I have been reading on recurrence relations and I have seen that some of them are really easy to solve, for example:
$$a_{n+1}=a_n^2$$
Starting from $n=0$ and substituting yields a pattern that is simple enough to take advantage of, after a proof by induction we get $a_n=a_0^{2^n}$. I have some problems with this method because, even though it provides an answer, this answer springs from pattern recognition and nothing else, we know nothing more about the relation or whether other solutions exist, but at least we know one solution.
The problem comes when, three strokes later, we get this:
$$a_{n+1}=a_n^2+1$$
A single one makes the problem much harder.

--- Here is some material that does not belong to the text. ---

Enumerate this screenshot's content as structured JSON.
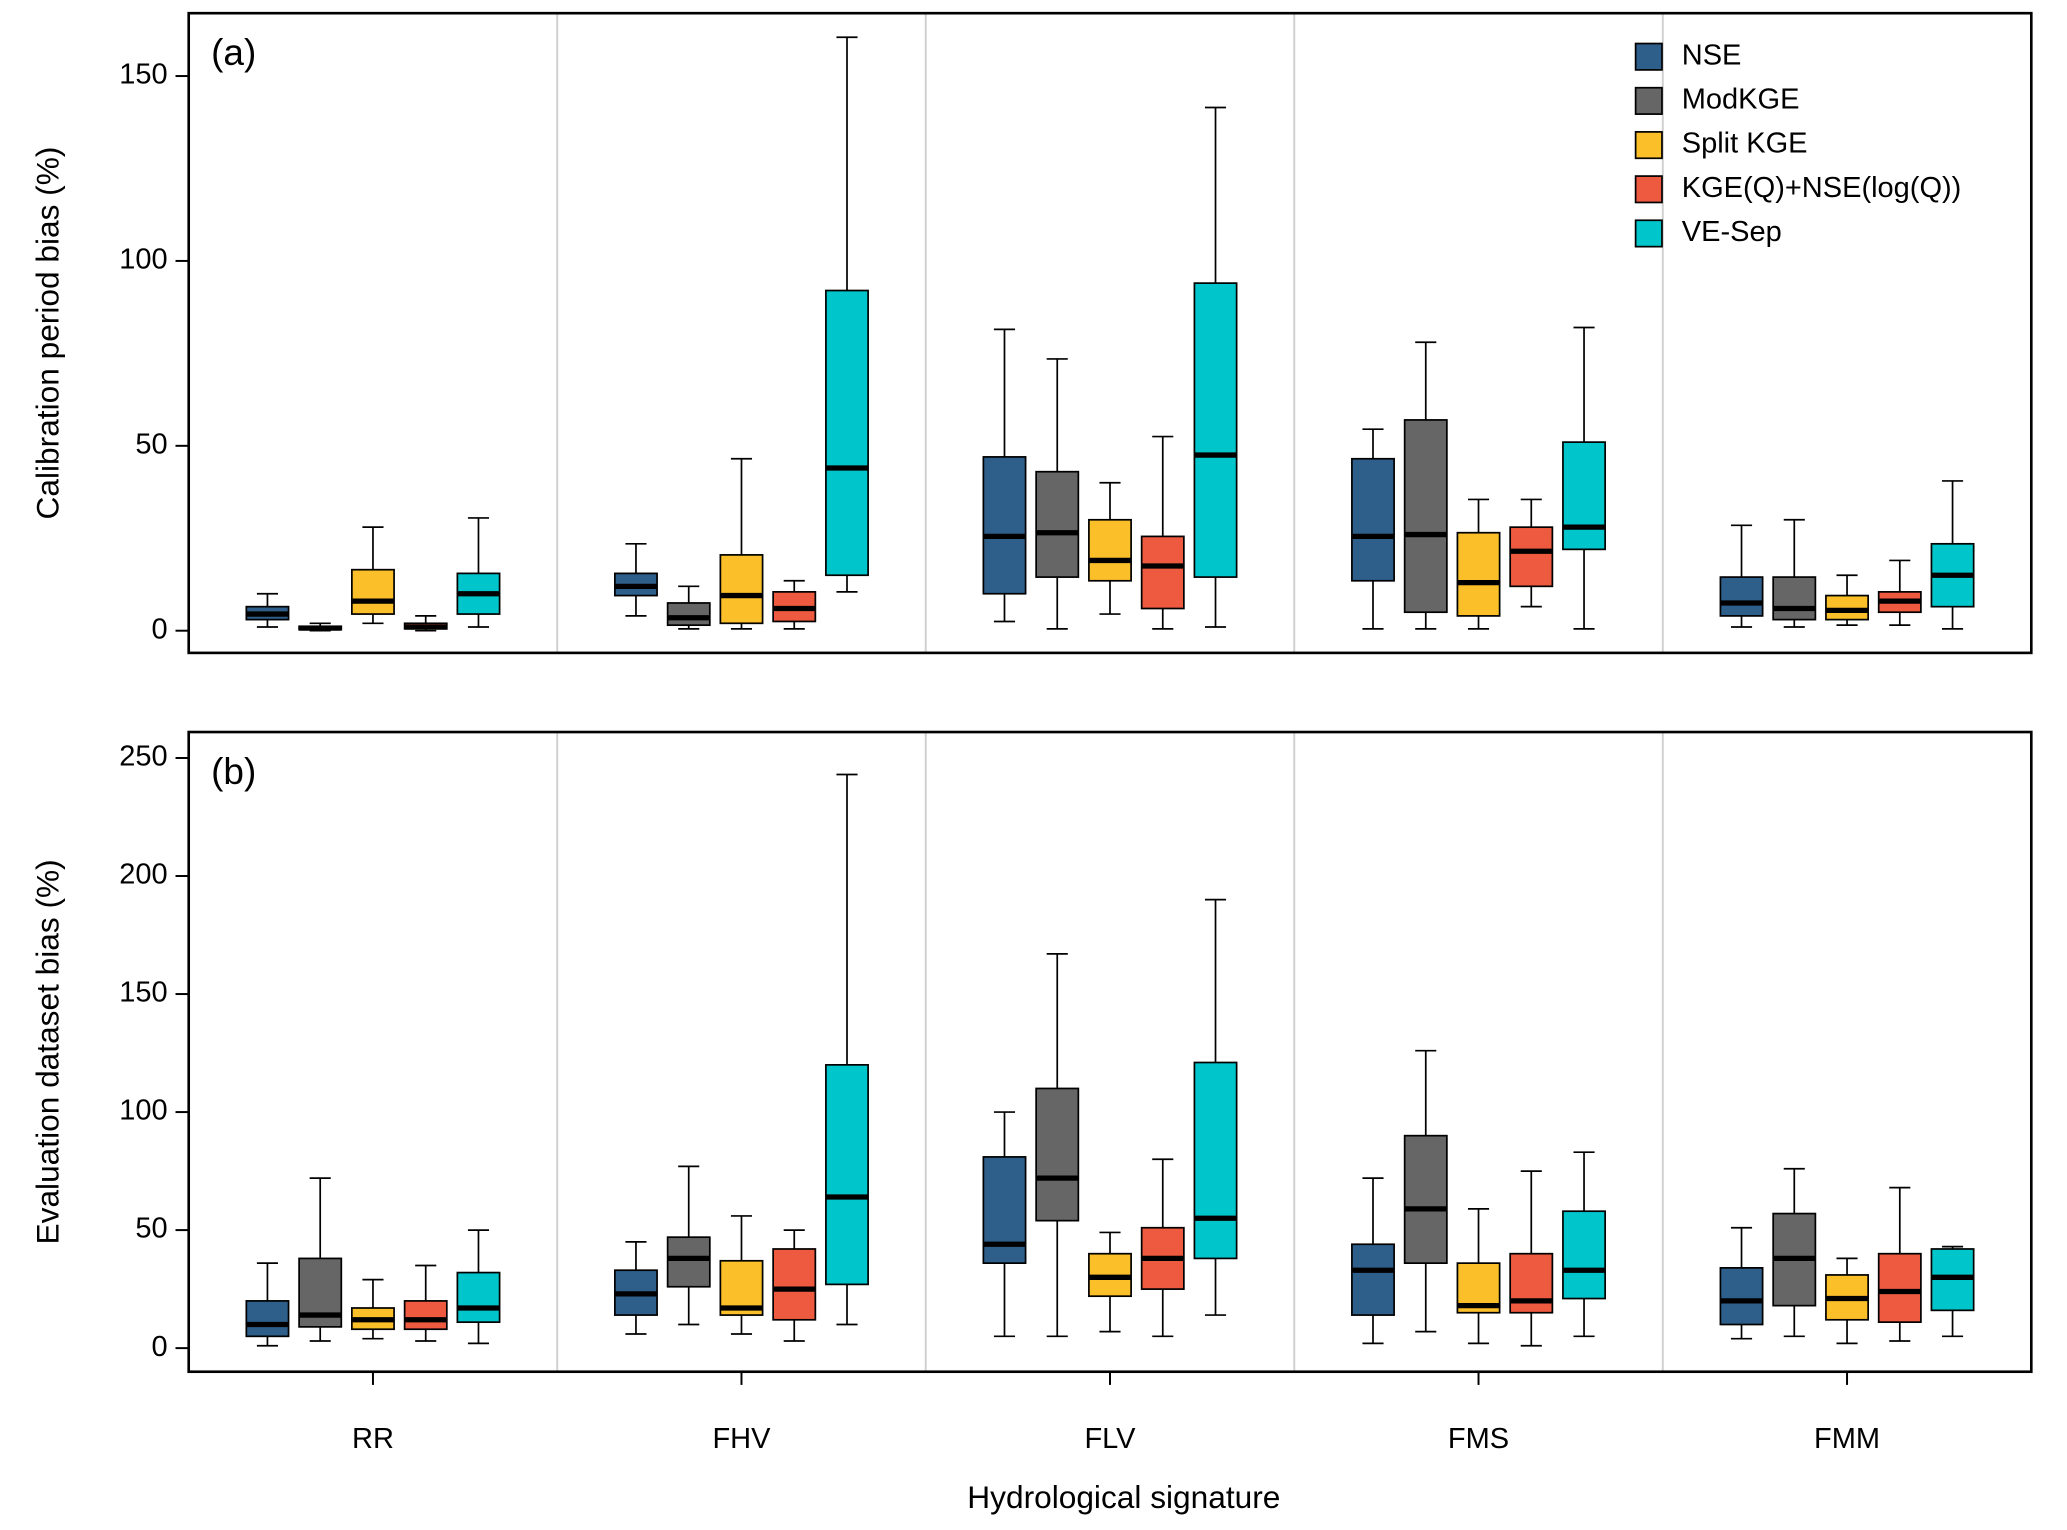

However, I still tried to solve it and after fruitlessly attacking it with matrices, integrals, derivatives, polynomial expansions and more pattern recognition, I tried a new method:
We set $a_n=f(n)$ such that $f(n)^2+1=f(n+1)$. To find an expression for $f(n)$ we note that $a_{n+1}-a_n^2=1$.
Assume we have a solution $(a_1,a_0)$, then $$(\sqrt{a_1}+a_0)^{g(n)}(\sqrt{a_1}-a_0)^{g(n)}=1^{g(n)}=(\sqrt{a_{n+1}}+a_n)(\sqrt{a_{n+1}}-a_n)$$
Equating coefficients and solving the system of two equations in two unknowns yields $$a_{n+1}=\frac 14 ((\sqrt{a_{1}}+a_0)^N+(\sqrt{a_{1}}-a_0)^N)^2$$ $$a_{n}=\frac 12 ((\sqrt{a_{1}}+a_0)^N-(\sqrt{a_{1}}-a_0)^N)$$ Where $N=g(n)$. We can check that these expressions satisfy the original equation but I do not know how to proceed from here. I noticed, however, that if we define $h(N)$ to be equal to the square root of the expression for $a_{n+1}$ we have $h(N)^2=\frac {h(2N)+1}{2}$. If we use the ansatz $g(n)=2^n$ then $2h(n)^2-1=h(n+1)$ which is extremely close to the function I was searching for. Furthermore, we can set $$f(n)=A(\sqrt{a_{1}}+a_0)^{2^n}+A(\sqrt{a_{1}}-a_0)^{2^n}$$ Which gives $f(n)^2-2A^2=Af(n+1)$. In some way, the above approach solved an equation similar to the one I wanted to solve. My question is twofold: "Why did I end up solving a different yet similar equation?" And "Although this approach has many holes here and there (e.g. Justifying the replacement of $1/2$ with $A$, finding $g(n)$ without using an ansatz, adjusting the values of $a_1, a_0$ for different recurrence relations, etc.) is it still a promising approach?"